Given what has been reported here, it seems to me that Intel processors with Intel Turbo Boost Technology 1.0, are the ones that may not have Turbo boost working, when used with Windows 10. Starting with the 2nd Generation Intel processors, aka Sandy Bridge processors, Intel Turbo Boost 2.0 began being used, instead of Turbo Boost 1.0. The i7-975 used by the OP uses Intel Turbo Boost Technology 1.0, and of course an earlier chipset.
Personally, I would never use CPU-Z as a monitoring tool for checking Turbo boost. CPU-Z displays one CPU/Core frequency, which is inadequate for monitoring Turbo boost. This applies to non-over clocked processors only. Turbo boost does not allow all the cores in a processor to run at the maximum Turbo boost frequency at the same time. Normally only one of the processor cores is allowed to operate at the maximum Turbo frequency. Two processor cores can run at one or two "bins" down from the maximum Turbo frequency. When all the cores in a processor are at high load, they will then all operate at the base clock speed of that processor, without any Turbo boost.
If you want see what your processor cores are running at most of the time, use IXTU or HWiNFO64. The latter will show all of your processor core speeds simultaneously in one display,as well as the core multipliers. Windows own processor speed display is also inadequate for monitoring Turbo boost.
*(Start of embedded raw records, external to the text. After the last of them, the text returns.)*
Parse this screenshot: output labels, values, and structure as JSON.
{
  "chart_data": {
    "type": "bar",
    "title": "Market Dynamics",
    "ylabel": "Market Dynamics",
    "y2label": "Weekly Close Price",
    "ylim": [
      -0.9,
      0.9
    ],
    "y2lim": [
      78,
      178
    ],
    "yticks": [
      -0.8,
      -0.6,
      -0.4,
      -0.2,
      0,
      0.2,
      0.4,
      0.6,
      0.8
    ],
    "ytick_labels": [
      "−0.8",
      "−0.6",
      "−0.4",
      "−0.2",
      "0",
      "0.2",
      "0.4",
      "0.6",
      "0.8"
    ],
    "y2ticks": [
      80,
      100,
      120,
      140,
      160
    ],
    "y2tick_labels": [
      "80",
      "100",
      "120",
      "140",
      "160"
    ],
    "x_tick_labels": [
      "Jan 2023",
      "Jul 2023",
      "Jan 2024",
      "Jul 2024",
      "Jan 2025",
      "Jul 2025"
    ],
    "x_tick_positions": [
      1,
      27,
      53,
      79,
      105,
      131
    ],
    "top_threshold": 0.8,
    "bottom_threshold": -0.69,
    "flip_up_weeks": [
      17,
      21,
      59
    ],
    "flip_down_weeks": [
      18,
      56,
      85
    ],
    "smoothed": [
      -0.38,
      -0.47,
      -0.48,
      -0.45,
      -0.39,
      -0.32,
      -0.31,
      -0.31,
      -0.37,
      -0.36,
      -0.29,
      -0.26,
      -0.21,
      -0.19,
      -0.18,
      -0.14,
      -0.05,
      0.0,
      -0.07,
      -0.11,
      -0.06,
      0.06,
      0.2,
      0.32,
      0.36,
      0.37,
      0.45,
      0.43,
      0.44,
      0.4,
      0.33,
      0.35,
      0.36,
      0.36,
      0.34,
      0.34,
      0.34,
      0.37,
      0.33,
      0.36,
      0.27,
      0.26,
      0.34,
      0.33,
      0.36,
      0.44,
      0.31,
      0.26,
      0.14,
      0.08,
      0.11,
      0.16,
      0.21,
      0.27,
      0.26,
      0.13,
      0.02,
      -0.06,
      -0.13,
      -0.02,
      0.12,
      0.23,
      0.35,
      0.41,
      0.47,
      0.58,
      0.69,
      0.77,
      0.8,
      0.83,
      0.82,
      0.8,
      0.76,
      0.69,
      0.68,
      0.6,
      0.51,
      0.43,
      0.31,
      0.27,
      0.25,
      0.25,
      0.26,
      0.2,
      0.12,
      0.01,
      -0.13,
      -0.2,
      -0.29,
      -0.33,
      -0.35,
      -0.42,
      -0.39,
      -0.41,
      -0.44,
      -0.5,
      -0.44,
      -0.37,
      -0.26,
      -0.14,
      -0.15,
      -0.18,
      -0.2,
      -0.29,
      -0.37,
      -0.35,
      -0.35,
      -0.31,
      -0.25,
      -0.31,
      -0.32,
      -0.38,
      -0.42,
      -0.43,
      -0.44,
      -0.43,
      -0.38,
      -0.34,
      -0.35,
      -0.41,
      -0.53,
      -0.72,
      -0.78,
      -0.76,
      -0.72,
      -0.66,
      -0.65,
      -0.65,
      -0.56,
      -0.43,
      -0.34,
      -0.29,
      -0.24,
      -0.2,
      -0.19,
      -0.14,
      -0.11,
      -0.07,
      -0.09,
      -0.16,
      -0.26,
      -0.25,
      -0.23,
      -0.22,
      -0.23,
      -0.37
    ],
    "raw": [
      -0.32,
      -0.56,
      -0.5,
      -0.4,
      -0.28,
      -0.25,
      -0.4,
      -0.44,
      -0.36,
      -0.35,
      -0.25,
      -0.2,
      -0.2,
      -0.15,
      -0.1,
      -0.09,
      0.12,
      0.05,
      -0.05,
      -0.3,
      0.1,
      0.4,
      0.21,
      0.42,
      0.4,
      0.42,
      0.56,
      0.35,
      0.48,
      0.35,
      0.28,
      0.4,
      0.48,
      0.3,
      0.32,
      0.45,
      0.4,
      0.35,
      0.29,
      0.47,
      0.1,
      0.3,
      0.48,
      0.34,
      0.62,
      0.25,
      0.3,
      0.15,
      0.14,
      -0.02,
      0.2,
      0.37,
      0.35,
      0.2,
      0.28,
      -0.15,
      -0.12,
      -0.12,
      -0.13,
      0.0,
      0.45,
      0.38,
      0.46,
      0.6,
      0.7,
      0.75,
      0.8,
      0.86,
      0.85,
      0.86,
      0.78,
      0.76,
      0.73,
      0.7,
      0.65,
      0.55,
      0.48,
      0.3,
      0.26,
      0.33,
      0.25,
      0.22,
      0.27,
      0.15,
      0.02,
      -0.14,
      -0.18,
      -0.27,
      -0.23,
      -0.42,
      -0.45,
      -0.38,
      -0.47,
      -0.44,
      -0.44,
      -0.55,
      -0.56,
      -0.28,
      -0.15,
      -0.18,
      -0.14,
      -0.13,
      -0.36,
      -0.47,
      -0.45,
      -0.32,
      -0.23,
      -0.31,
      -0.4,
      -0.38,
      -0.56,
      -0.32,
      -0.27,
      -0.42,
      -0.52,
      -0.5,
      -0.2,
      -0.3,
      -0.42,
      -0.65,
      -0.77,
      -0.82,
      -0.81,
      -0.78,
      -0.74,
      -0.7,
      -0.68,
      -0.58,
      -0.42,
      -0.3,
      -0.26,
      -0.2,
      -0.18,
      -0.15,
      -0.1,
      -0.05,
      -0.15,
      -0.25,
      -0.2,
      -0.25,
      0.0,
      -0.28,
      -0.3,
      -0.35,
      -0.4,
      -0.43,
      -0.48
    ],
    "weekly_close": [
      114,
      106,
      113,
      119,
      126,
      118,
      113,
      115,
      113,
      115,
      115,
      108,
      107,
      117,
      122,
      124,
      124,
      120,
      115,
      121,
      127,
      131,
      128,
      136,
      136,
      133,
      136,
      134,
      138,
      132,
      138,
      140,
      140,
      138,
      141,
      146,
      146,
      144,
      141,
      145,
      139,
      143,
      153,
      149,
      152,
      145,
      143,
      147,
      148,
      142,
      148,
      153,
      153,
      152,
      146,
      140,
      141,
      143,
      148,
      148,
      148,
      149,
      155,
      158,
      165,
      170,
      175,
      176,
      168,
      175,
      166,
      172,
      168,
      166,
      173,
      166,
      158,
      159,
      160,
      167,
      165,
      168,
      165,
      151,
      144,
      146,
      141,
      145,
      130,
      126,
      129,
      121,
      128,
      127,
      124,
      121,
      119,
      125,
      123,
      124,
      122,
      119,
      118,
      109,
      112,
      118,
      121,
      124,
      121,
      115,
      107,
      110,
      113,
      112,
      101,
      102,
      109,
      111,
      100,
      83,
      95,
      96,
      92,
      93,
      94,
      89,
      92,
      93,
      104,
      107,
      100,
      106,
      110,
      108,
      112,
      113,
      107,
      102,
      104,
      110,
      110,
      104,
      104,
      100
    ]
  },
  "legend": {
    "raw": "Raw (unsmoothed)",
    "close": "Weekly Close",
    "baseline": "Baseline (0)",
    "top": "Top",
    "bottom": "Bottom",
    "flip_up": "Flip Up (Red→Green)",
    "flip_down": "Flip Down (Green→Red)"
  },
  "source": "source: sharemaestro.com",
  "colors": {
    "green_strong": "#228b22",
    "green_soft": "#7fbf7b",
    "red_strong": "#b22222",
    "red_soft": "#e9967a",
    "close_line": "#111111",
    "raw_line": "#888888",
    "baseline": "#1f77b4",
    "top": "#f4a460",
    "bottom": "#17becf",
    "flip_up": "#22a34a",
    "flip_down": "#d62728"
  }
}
Also, I am skeptical that Windows 10 is preventing Turbo 1.0 from working correctly. If it really is, that is more likely due to an out of date Intel Management Engine software being used in the Windows 10 installation. Turbo control belongs to the processor, not the OS. Multi-tasking and multi-threading belongs to the OS and software. Given how long Windows 10 has been with us, are we only now noticing an issue like this? Or is this a new issue with Windows 10 Anniversary?
You are right 6th series chipsets support 3rd gen processors; however, Intel stopped supporting this generation of chipset, there are no drivers available for Windows 10. Win10 is proving generic drivers.
OK thx man I really appreciate your investigating this compatibility issue between Windows 10, Core i7 975 and my X58 Chipset...
I will try the overclocking tool! Wish me luck...
I upgraded my OS to Windows 10 Anniversary Edition, and the Turbo boost is working now!!!
Looks like I solved my own problem here but I wanna thank everyone for their help and insight, I learned a lot!